The pedler started back involuntarily; he bit his lips, and for a moment was on the point of demurring. What on earth was such a sickly-looking creature worth? What could he do with it? How could he carry it? These, and half a score of kindred questions flitted across his mind. The pedler was perplexed; he was out-generaled; but re-installing his waning confidence with the thought, that as a dernier resort he could deposit the sorry-looking brute under some hedge by the wayside, like a veteran soldier in the “battles of life,” he marched up to the emergency, and with commendable good humor, said,
“Yes, yes—a calf, truly—but is it alive?” at the same time half spurning it with his foot. “Yes, and alive ’tis, surely. I thought it was dead; here, you young ox, rouse up.”
The calf yawned.
“Well, it does breathe, upon my soul,” said the pedler; “yonder old cart can’t yawn.”

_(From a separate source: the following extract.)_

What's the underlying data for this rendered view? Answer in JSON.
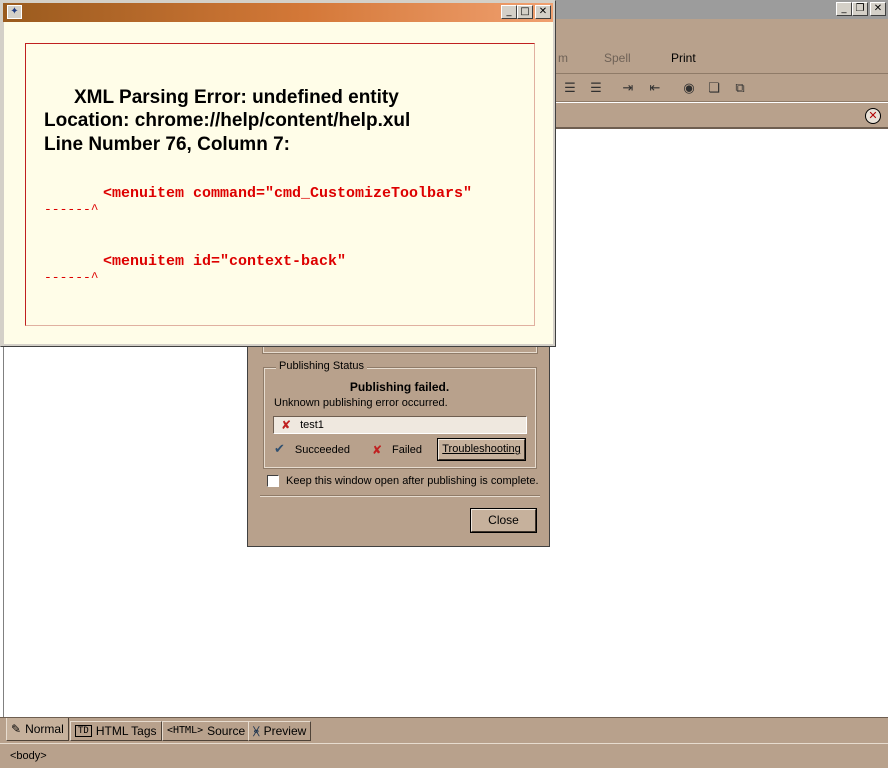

“Indeed,” said the woman, her countenance relaxing into a veritable smile, “indeed, I thought myself, at the instant, that the creature was dead. It has been ailing for more than a week, and my husband said only yesterday, that he believed it would die; and he didn’t much care how soon it did die. It looks a little better, I think.”
Better! the pedler could have cracked a marble. But there was no escaping from his dilemma. So with as good a grace as was possible, he inquired, “What price do you put upon the calf?”
“Only ten dollars,” replied the woman.
The pedler started. “Ten dollars!” he fairly exclaimed with surprise. “Ten dollars! who ever heard of such a price for a calf just gasping.”